In March 2005, Georgia entered Norfolk Naval Shipyard for her scheduled Engineered Refueling Overhaul. The SSGN conversion took place concurrently. The conversion and refitting work was completed in February 2008. After the refit, Georgia moved to her new home port in Kings Bay, Georgia.

==Operational history as SSGN==
Georgia was officially welcomed home in Kings Bay, Georgia, on 28 March 2008 in a return to service ceremony attended by Governor Sonny Perdue.
In August 2009, Georgia began first SSGN deployment.
In January 2010, Georgia earned a Squadron Sixteen battle efficiency "E" for 2009 together with an Engineering Red "E", Navigation Red and Green "N".

In December 2010 a bolt was left in the submarine's reduction gears. It caused $2.2 million in damage and forced the boat into three months of repairs. One officer and several enlisted sailors were disciplined over the event.

On 25 November 2015, Georgia struck a channel buoy and subsequently grounded while entering the Kings Bay Naval Submarine Base. The boat was placed into drydock for inspection and repairs which cost about $1 million. The navy stated that the damage was limited to the exterior of the sub and the hull was not compromised. The commanding officer of the Blue crew at the time of the accident - Captain David Adams - was relieved of duty on 4 January 2016 by Rear Adm. Randy B. Crites.

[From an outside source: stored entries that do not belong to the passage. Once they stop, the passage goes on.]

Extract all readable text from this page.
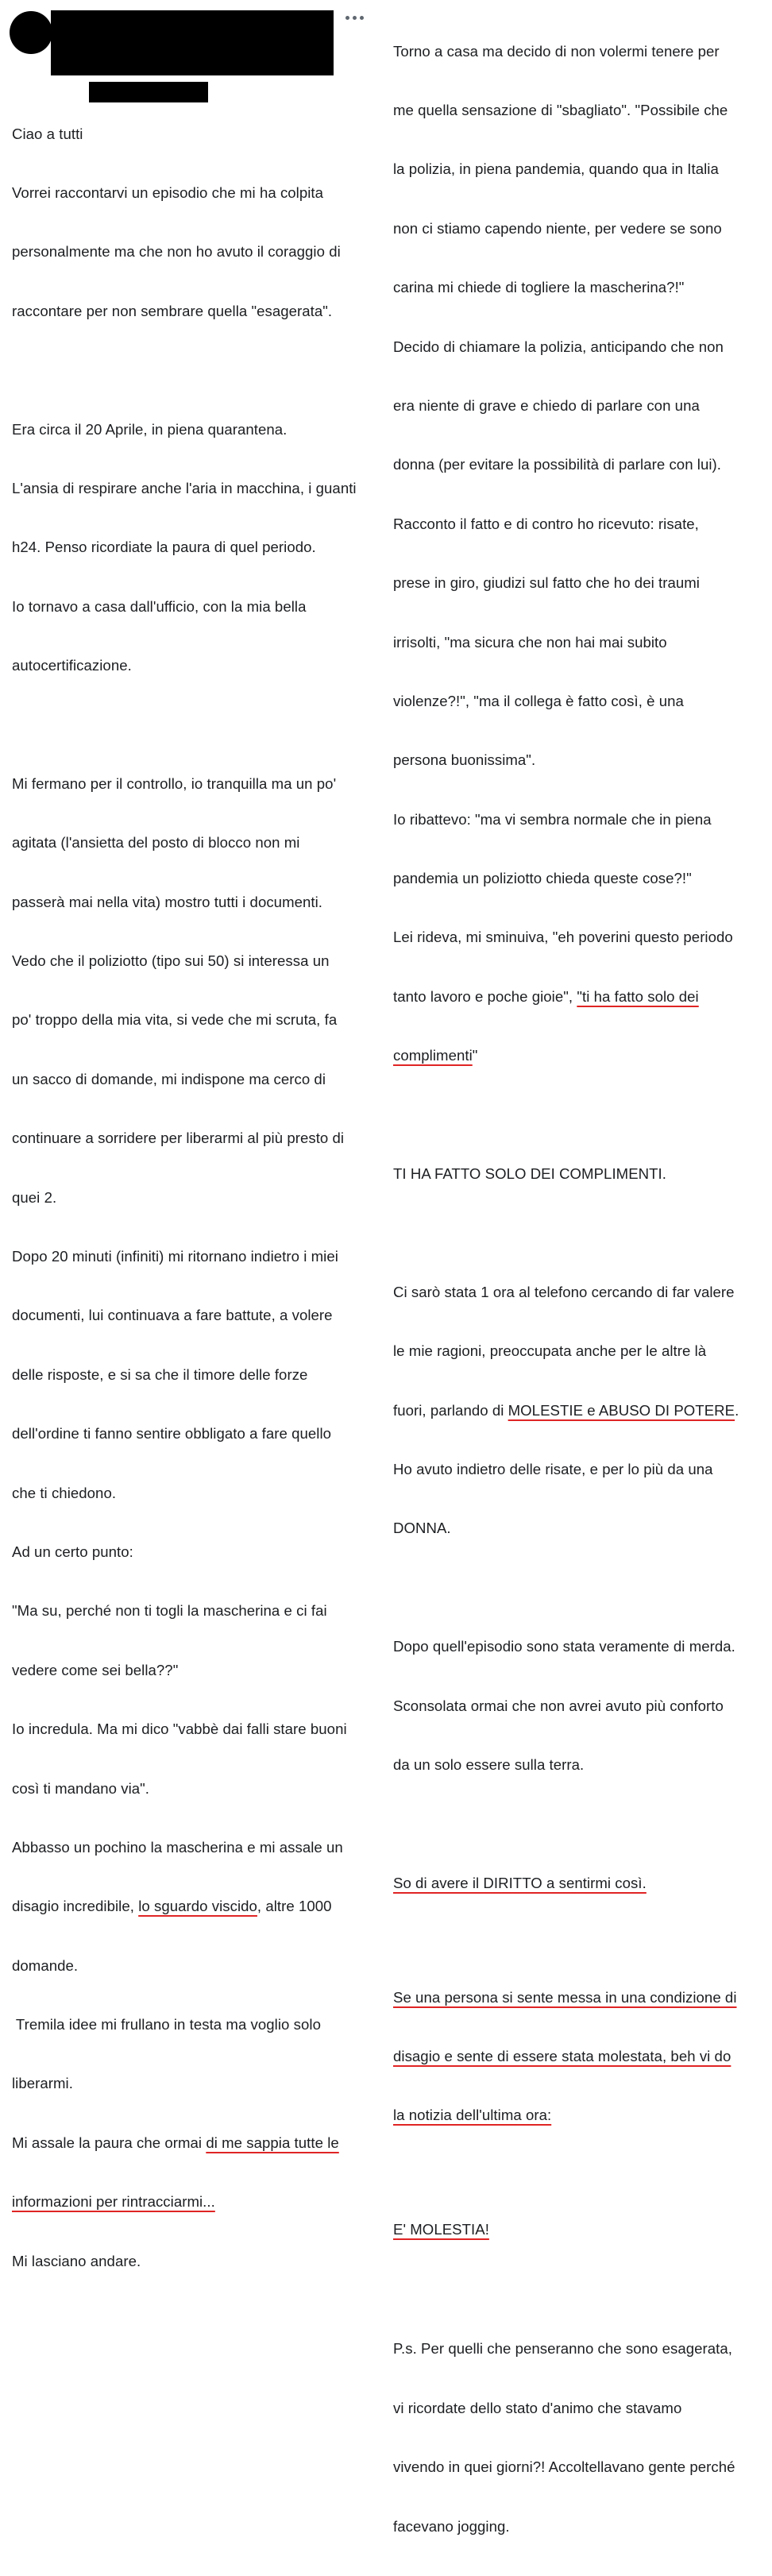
Ciao a tutti

Vorrei raccontarvi un episodio che mi ha colpita

personalmente ma che non ho avuto il coraggio di

raccontare per non sembrare quella "esagerata".

Era circa il 20 Aprile, in piena quarantena.

L'ansia di respirare anche l'aria in macchina, i guanti

h24. Penso ricordiate la paura di quel periodo.

Io tornavo a casa dall'ufficio, con la mia bella

autocertificazione.

Mi fermano per il controllo, io tranquilla ma un po'

agitata (l'ansietta del posto di blocco non mi

passerà mai nella vita) mostro tutti i documenti.

Vedo che il poliziotto (tipo sui 50) si interessa un

po' troppo della mia vita, si vede che mi scruta, fa

un sacco di domande, mi indispone ma cerco di

continuare a sorridere per liberarmi al più presto di

quei 2.

Dopo 20 minuti (infiniti) mi ritornano indietro i miei

documenti, lui continuava a fare battute, a volere

delle risposte, e si sa che il timore delle forze

dell'ordine ti fanno sentire obbligato a fare quello

che ti chiedono.

Ad un certo punto:

"Ma su, perché non ti togli la mascherina e ci fai

vedere come sei bella??"

Io incredula. Ma mi dico "vabbè dai falli stare buoni

così ti mandano via".

Abbasso un pochino la mascherina e mi assale un

disagio incredibile, lo sguardo viscido, altre 1000

domande.

Tremila idee mi frullano in testa ma voglio solo

liberarmi.

Mi assale la paura che ormai di me sappia tutte le

informazioni per rintracciarmi...

Mi lasciano andare.

Torno a casa ma decido di non volermi tenere per

me quella sensazione di "sbagliato". "Possibile che

la polizia, in piena pandemia, quando qua in Italia

non ci stiamo capendo niente, per vedere se sono

carina mi chiede di togliere la mascherina?!"

Decido di chiamare la polizia, anticipando che non

era niente di grave e chiedo di parlare con una

donna (per evitare la possibilità di parlare con lui).

Racconto il fatto e di contro ho ricevuto: risate,

prese in giro, giudizi sul fatto che ho dei traumi

irrisolti, "ma sicura che non hai mai subito

violenze?!", "ma il collega è fatto così, è una

persona buonissima".

Io ribattevo: "ma vi sembra normale che in piena

pandemia un poliziotto chieda queste cose?!"

Lei rideva, mi sminuiva, "eh poverini questo periodo

tanto lavoro e poche gioie", "ti ha fatto solo dei

complimenti"

TI HA FATTO SOLO DEI COMPLIMENTI.

Ci sarò stata 1 ora al telefono cercando di far valere

le mie ragioni, preoccupata anche per le altre là

fuori, parlando di MOLESTIE e ABUSO DI POTERE.

Ho avuto indietro delle risate, e per lo più da una

DONNA.

Dopo quell'episodio sono stata veramente di merda.

Sconsolata ormai che non avrei avuto più conforto

da un solo essere sulla terra.

So di avere il DIRITTO a sentirmi così.

Se una persona si sente messa in una condizione di

disagio e sente di essere stata molestata, beh vi do

la notizia dell'ultima ora:

E' MOLESTIA!

P.s. Per quelli che penseranno che sono esagerata,

vi ricordate dello stato d'animo che stavamo

vivendo in quei giorni?! Accoltellavano gente perché

facevano jogging.
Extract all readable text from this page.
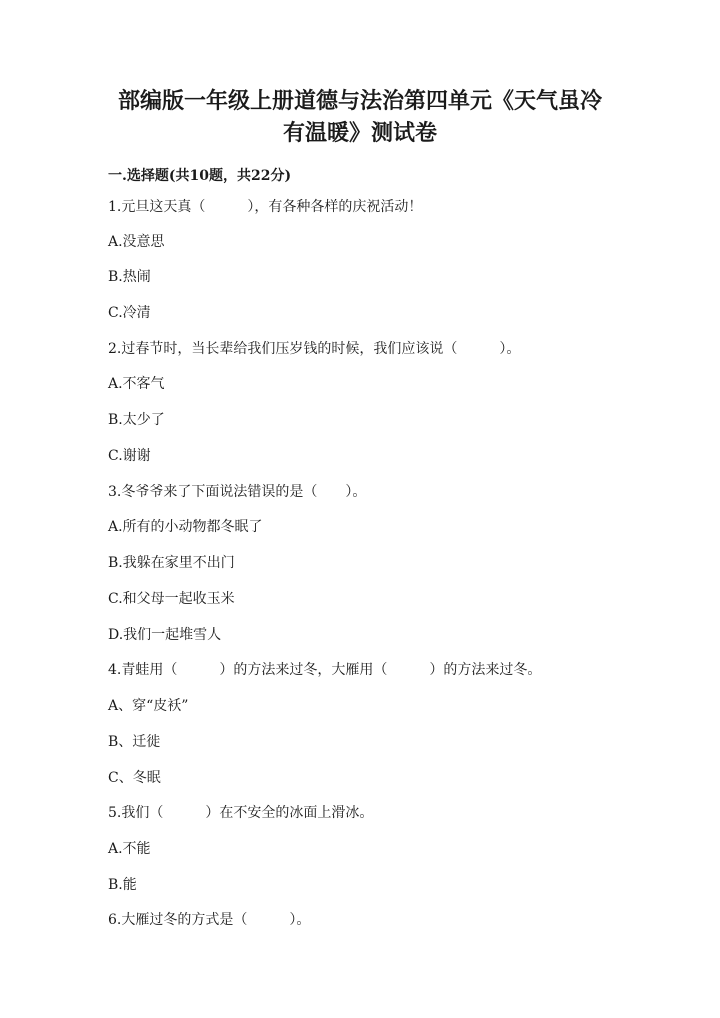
部编版一年级上册道德与法治第四单元《天气虽冷
有温暖》测试卷
一.选择题(共10题，共22分)
1.元旦这天真（　　　），有各种各样的庆祝活动！
A.没意思
B.热闹
C.冷清
2.过春节时，当长辈给我们压岁钱的时候，我们应该说（　　　）。
A.不客气
B.太少了
C.谢谢
3.冬爷爷来了下面说法错误的是（　　）。
A.所有的小动物都冬眠了
B.我躲在家里不出门
C.和父母一起收玉米
D.我们一起堆雪人
4.青蛙用（　　　）的方法来过冬，大雁用（　　　）的方法来过冬。
A、穿“皮袄”
B、迁徙
C、冬眠
5.我们（　　　）在不安全的冰面上滑冰。
A.不能
B.能
6.大雁过冬的方式是（　　　）。
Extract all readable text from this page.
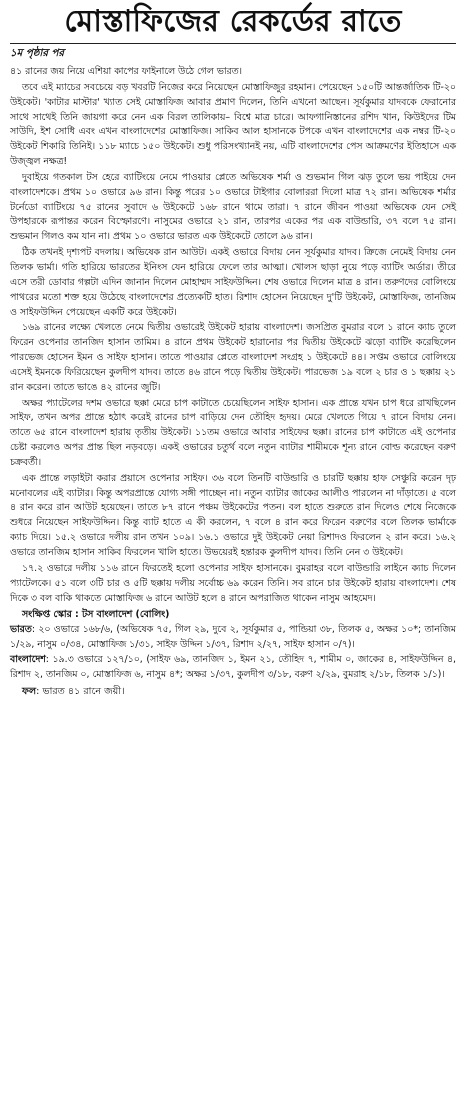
মোস্তাফিজের রেকর্ডের রাতে
১ম পৃষ্ঠার পর

৪১ রানের জয় নিয়ে এশিয়া কাপের ফাইনালে উঠে গেল ভারত।

তবে এই ম্যাচের সবচেয়ে বড় খবরটি নিজের করে নিয়েছেন মোস্তাফিজুর রহমান। পেয়েছেন ১৫০টি আন্তর্জাতিক টি-২০ উইকেট। 'কাটার মাস্টার' খ্যাত সেই মোস্তাফিজ আবার প্রমাণ দিলেন, তিনি এখনো আছেন। সূর্যকুমার যাদবকে ফেরানোর সাথে সাথেই তিনি জায়গা করে নেন এক বিরল তালিকায়– বিশ্বে মাত্র চারে। আফগানিস্তানের রশিদ খান, কিউইদের টিম সাউদি, ইশ সোধি এবং এখন বাংলাদেশের মোস্তাফিজ। সাকিব আল হাসানকে টপকে এখন বাংলাদেশের এক নম্বর টি-২০ উইকেট শিকারি তিনিই। ১১৮ ম্যাচে ১৫০ উইকেট। শুধু পরিসংখ্যানই নয়, এটি বাংলাদেশের পেস আক্রমণের ইতিহাসে এক উজ্জ্বল নক্ষত্র!

দুবাইয়ে গতকাল টস হেরে ব্যাটিংয়ে নেমে পাওয়ার প্লেতে অভিষেক শর্মা ও শুভমান গিল ঝড় তুলে ভয় পাইয়ে দেন বাংলাদেশকে। প্রথম ১০ ওভারে ৯৬ রান। কিন্তু পরের ১০ ওভারে টাইগার বোলাররা দিলো মাত্র ৭২ রান। অভিষেক শর্মার টর্নেডো ব্যাটিংয়ে ৭৫ রানের সুবাদে ৬ উইকেটে ১৬৮ রানে থামে তারা। ৭ রানে জীবন পাওয়া অভিষেক যেন সেই উপহারকে রূপান্তর করেন বিস্ফোরণে। নাসুমের ওভারে ২১ রান, তারপর একের পর এক বাউন্ডারি, ৩৭ বলে ৭৫ রান। শুভমান গিলও কম যান না। প্রথম ১০ ওভারে ভারত এক উইকেটে তোলে ৯৬ রান।

ঠিক তখনই দৃশ্যপট বদলায়। অভিষেক রান আউট। একই ওভারে বিদায় নেন সূর্যকুমার যাদব। ক্রিজে নেমেই বিদায় নেন তিলক ভার্মা। গতি হারিয়ে ভারতের ইনিংস যেন হারিয়ে ফেলে তার আত্মা। খোলস ছাড়া নুয়ে পড়ে ব্যাটিং অর্ডার। তীরে এসে তরী ডোবার গল্পটা এদিন জানান দিলেন মোহাম্মদ সাইফউদ্দিন। শেষ ওভারে দিলেন মাত্র ৪ রান। তরুণদের বোলিংয়ে পাথরের মতো শক্ত হয়ে উঠেছে বাংলাদেশের প্রত্যেকটি হাত। রিশাদ হোসেন নিয়েছেন দু'টি উইকেট, মোস্তাফিজ, তানজিম ও সাইফউদ্দিন পেয়েছেন একটি করে উইকেট।

১৬৯ রানের লক্ষ্যে খেলতে নেমে দ্বিতীয় ওভারেই উইকেট হারায় বাংলাদেশ। জসপ্রিত বুমরার বলে ১ রানে ক্যাচ তুলে ফিরেন ওপেনার তানজিদ হাসান তামিম। ৪ রানে প্রথম উইকেট হারানোর পর দ্বিতীয় উইকেটে ঝড়ো ব্যাটিং করেছিলেন পারভেজ হোসেন ইমন ও সাইফ হাসান। তাতে পাওয়ার প্লেতে বাংলাদেশ সংগ্রহ ১ উইকেটে ৪৪। সপ্তম ওভারে বোলিংয়ে এসেই ইমনকে ফিরিয়েছেন কুলদীপ যাদব। তাতে ৪৬ রানে পড়ে দ্বিতীয় উইকেট। পারভেজ ১৯ বলে ২ চার ও ১ ছক্কায় ২১ রান করেন। তাতে ভাঙে ৪২ রানের জুটি।

অক্ষর প্যাটেলের দশম ওভারে ছক্কা মেরে চাপ কাটাতে চেয়েছিলেন সাইফ হাসান। এক প্রান্তে যখন চাপ ধরে রাখছিলেন সাইফ, তখন অপর প্রান্তে হঠাৎ করেই রানের চাপ বাড়িয়ে দেন তৌহিদ হৃদয়। মেরে খেলতে গিয়ে ৭ রানে বিদায় নেন। তাতে ৬৫ রানে বাংলাদেশ হারায় তৃতীয় উইকেট। ১১তম ওভারে আবার সাইফের ছক্কা। রানের চাপ কাটাতে এই ওপেনার চেষ্টা করলেও অপর প্রান্ত ছিল নড়বড়ে। একই ওভারের চতুর্থ বলে নতুন ব্যাটার শামীমকে শূন্য রানে বোল্ড করেছেন বরুণ চক্রবর্তী।

এক প্রান্তে লড়াইটা করার প্রয়াসে ওপেনার সাইফ। ৩৬ বলে তিনটি বাউন্ডারি ও চারটি ছক্কায় হাফ সেঞ্চুরি করেন দৃঢ় মনোবলের এই ব্যাটার। কিন্তু অপরপ্রান্তে যোগ্য সঙ্গী পাচ্ছেন না। নতুন ব্যাটার জাকের আলীও পারলেন না দাঁড়াতে। ৫ বলে ৪ রান করে রান আউট হয়েছেন। তাতে ৮৭ রানে পঞ্চম উইকেটের পতন। বল হাতে শুরুতে রান দিলেও শেষে নিজেকে শুধরে নিয়েছেন সাইফউদ্দিন। কিন্তু ব্যাট হাতে এ কী করলেন, ৭ বলে ৪ রান করে ফিরেন বরুণের বলে তিলক ভার্মাকে ক্যাচ দিয়ে। ১৫.২ ওভারে দলীয় রান তখন ১০৯। ১৬.১ ওভারে দুই উইকেট নেয়া রিশাদও ফিরলেন ২ রান করে। ১৬.২ ওভারে তানজিম হাসান সাকিব ফিরলেন খালি হাতে। উভয়েরই হন্তারক কুলদীপ যাদব। তিনি নেন ৩ উইকেট।

১৭.২ ওভারে দলীয় ১১৬ রানে ফিরতেই হলো ওপেনার সাইফ হাসানকে। বুমরাহর বলে বাউন্ডারি লাইনে ক্যাচ দিলেন প্যাটেলকে। ৫১ বলে ৩টি চার ও ৫টি ছক্কায় দলীয় সর্বোচ্চ ৬৯ করেন তিনি। সব রানে চার উইকেট হারায় বাংলাদেশ। শেষ দিকে ৩ বল বাকি থাকতে মোস্তাফিজ ৬ রানে আউট হলে ৪ রানে অপরাজিত থাকেন নাসুম আহমেদ।

সংক্ষিপ্ত স্কোর : টস বাংলাদেশ (বোলিং)

ভারত: ২০ ওভারে ১৬৮/৬, (অভিষেক ৭৫, গিল ২৯, দুবে ২, সূর্যকুমার ৫, পান্ডিয়া ৩৮, তিলক ৫, অক্ষর ১০*; তানজিম ১/২৯, নাসুম ০/৩৪, মোস্তাফিজ ১/৩১, সাইফ উদ্দিন ১/৩৭, রিশাদ ২/২৭, সাইফ হাসান ০/৭)।

বাংলাদেশ: ১৯.৩ ওভারে ১২৭/১০, (সাইফ ৬৯, তানজিদ ১, ইমন ২১, তৌহিদ ৭, শামীম ০, জাকের ৪, সাইফউদ্দিন ৪, রিশাদ ২, তানজিম ০, মোস্তাফিজ ৬, নাসুম ৪*; অক্ষর ১/৩৭, কুলদীপ ৩/১৮, বরুণ ২/২৯, বুমরাহ ২/১৮, তিলক ১/১)।

ফল: ভারত ৪১ রানে জয়ী।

The Spanish Foreign Ministry lodged an official protest when Georgia docked at Gibraltar in April 2022.

In August 2024, Georgia was ordered by US Defense Secretary Lloyd Austin to move from the Mediterranean Sea into the waters of the Middle East as a deterrent against an anticipated Iranian attack on Israel.

==In fiction and documentary==
- The Discovery Channel documentary Submarines: Sharks of Steel (1993) features Georgia and her crew.
- Georgia is featured in the 1996 science fiction film Independence Day.
- Georgia is featured prominently in the 2012 naval thriller Fire of the Raging Dragon by Don Brown.
- Georgia is featured in the 2020 medical thriller The End of October by Lawrence Wright.